In previous years, teams have secured investors during the trip or have stuck together and raised money for their project after the trip. Even if they don’t follow through on the project they start on the bus, several teams that met on StartupBus stay together to work on a different product down the road, as did the founders of Instacart.

13 different teams each had 2 minutes to pitch their product to a group of Charlotte entrepreneurs.

StartupBus entrepreneurs pitch at Catawba Brewing Co.

These projects stuck out to me, though all of the teams had excellent startup ideas.

  • Rallybot is a Facebook chatbot created to help people make better group decisions. Oftentimes, the path to consensus feels like coercion, and many people end up agreeing to things they wouldn’t have otherwise because they’re under peer pressure. Rallybot uses AI to build intelligence about users so it can give recommendations that make everyone happy.
  • Daisy simplifies the chaotic funeral planning process during a difficult and emotional time. The web application guides users through the funeral-planning checklist step-by-step; it tells you what to do and how to do it. Daisy will help you create a budget, connect with caterers and venues, and create an event website with the ability to accept donations.
  • Titan harnesses energy from the elements to power your phone.

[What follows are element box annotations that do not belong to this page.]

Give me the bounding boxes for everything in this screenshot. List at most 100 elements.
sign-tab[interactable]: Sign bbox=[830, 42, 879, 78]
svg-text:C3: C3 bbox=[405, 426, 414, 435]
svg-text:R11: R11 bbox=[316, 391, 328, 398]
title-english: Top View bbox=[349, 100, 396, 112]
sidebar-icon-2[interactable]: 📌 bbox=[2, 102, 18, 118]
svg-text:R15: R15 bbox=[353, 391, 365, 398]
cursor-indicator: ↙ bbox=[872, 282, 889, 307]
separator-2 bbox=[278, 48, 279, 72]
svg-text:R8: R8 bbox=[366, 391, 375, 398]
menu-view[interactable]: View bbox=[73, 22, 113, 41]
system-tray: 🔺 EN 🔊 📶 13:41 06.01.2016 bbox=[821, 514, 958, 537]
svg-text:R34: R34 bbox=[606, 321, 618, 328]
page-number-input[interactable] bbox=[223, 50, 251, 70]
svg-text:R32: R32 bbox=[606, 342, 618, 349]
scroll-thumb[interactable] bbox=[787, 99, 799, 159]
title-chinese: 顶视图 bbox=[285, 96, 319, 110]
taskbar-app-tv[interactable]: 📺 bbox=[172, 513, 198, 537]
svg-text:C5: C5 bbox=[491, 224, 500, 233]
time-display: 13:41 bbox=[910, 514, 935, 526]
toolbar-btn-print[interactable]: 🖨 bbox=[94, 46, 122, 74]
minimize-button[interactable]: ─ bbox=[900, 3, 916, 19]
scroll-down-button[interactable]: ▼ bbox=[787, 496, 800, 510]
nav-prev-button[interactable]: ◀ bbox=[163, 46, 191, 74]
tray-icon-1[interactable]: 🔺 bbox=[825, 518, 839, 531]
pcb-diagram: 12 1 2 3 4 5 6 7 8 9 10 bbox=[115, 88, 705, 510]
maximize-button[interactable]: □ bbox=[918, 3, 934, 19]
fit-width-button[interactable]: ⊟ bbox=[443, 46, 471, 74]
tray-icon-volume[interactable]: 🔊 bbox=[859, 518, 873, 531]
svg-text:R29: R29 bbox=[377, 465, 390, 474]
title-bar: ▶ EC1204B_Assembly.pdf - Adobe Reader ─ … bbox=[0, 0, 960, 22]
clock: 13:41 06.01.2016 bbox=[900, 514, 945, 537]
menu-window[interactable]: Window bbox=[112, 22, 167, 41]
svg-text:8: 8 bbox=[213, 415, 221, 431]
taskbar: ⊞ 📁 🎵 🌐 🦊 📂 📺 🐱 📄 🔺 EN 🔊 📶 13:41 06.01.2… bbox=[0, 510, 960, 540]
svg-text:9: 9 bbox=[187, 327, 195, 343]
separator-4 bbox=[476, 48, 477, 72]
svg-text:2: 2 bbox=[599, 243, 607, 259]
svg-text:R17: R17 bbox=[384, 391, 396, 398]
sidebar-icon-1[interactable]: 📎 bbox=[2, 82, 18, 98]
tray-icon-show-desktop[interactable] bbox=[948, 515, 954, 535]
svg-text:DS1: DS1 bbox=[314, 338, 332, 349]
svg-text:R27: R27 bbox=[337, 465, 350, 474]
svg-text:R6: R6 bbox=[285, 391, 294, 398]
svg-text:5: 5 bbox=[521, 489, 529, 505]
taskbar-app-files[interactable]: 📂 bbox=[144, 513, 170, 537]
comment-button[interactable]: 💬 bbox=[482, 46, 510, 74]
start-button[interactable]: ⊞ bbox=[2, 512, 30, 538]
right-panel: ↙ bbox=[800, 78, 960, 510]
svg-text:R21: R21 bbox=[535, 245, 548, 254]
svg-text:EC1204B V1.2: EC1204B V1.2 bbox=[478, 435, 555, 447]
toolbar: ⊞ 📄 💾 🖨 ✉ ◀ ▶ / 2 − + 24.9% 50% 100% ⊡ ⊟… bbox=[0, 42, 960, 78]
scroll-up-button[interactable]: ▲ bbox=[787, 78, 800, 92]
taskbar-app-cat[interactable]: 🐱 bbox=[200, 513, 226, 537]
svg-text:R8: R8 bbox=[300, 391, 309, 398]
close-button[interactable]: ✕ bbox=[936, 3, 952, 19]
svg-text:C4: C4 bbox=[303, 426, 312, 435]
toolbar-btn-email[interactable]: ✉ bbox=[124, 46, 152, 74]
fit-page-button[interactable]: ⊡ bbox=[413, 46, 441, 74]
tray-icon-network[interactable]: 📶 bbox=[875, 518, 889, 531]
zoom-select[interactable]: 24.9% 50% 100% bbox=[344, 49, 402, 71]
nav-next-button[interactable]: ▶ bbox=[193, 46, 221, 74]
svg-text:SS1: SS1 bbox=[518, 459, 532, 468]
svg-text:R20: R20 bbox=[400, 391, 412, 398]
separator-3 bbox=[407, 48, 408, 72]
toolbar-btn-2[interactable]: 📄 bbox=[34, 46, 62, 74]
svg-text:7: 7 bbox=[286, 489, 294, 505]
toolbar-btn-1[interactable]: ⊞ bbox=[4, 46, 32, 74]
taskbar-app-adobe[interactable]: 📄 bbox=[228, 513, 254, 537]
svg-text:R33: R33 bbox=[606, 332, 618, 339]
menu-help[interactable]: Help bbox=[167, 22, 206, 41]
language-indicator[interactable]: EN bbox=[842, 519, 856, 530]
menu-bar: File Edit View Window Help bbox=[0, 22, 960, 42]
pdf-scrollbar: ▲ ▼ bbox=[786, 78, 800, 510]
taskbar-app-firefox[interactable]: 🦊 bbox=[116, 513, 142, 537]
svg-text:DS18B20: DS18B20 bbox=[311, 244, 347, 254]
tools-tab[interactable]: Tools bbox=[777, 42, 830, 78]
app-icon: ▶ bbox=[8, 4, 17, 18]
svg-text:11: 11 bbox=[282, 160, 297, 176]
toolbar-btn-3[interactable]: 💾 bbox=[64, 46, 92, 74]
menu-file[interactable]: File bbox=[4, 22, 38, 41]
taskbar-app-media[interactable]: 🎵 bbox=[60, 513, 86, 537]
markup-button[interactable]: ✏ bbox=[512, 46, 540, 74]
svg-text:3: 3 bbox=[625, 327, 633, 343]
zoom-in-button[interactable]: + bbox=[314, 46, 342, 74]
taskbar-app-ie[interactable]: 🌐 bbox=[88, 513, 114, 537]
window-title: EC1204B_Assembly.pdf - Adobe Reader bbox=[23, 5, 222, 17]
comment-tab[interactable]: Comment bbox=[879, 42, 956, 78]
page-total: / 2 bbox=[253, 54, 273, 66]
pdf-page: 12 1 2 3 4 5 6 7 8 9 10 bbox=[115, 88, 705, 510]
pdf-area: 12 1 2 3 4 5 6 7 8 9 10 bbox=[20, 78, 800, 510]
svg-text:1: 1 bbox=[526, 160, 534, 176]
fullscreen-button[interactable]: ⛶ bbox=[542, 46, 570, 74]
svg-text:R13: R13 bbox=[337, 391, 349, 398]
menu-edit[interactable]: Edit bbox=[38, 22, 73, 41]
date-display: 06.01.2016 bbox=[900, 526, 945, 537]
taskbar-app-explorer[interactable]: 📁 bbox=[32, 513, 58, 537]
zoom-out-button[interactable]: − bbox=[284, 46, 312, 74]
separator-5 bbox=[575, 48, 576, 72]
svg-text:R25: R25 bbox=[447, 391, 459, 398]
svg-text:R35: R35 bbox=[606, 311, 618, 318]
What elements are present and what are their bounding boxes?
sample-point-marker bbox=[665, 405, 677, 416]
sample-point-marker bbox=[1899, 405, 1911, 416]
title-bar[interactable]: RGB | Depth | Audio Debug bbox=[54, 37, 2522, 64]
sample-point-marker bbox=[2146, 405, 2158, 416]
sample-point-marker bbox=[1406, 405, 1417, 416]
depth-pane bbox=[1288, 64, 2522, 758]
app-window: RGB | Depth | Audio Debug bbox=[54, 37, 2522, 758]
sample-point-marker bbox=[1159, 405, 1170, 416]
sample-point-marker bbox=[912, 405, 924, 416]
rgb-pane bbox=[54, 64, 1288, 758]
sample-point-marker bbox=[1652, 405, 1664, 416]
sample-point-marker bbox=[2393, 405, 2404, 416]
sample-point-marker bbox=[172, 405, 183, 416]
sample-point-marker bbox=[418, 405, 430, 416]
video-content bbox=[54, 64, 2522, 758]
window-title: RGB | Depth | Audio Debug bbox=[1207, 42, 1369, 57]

The portable power source will have the ability to draw power from water, sun, and wind to keep people’s portable devices charged when they’re alone in the great outdoors.
  • SeaSearcher has created an underwater robot that can aid a rescue diver in the safe retrieval of a drowning victim. With a high definition camera and a microphone capable of picking up the sound of a human heartbeat, the robot, controlled by the rescue diver, would dive in first and find the victim. This way, the rescue diver would know the exact location of a victim before they dive in, allowing for a safer, faster rescue mission.

Team SeaSearcher prepares for their pitch.

Stay on the lookout. Some of these startup ideas might become a reality soon enough. We’ll give Charlotte the credit.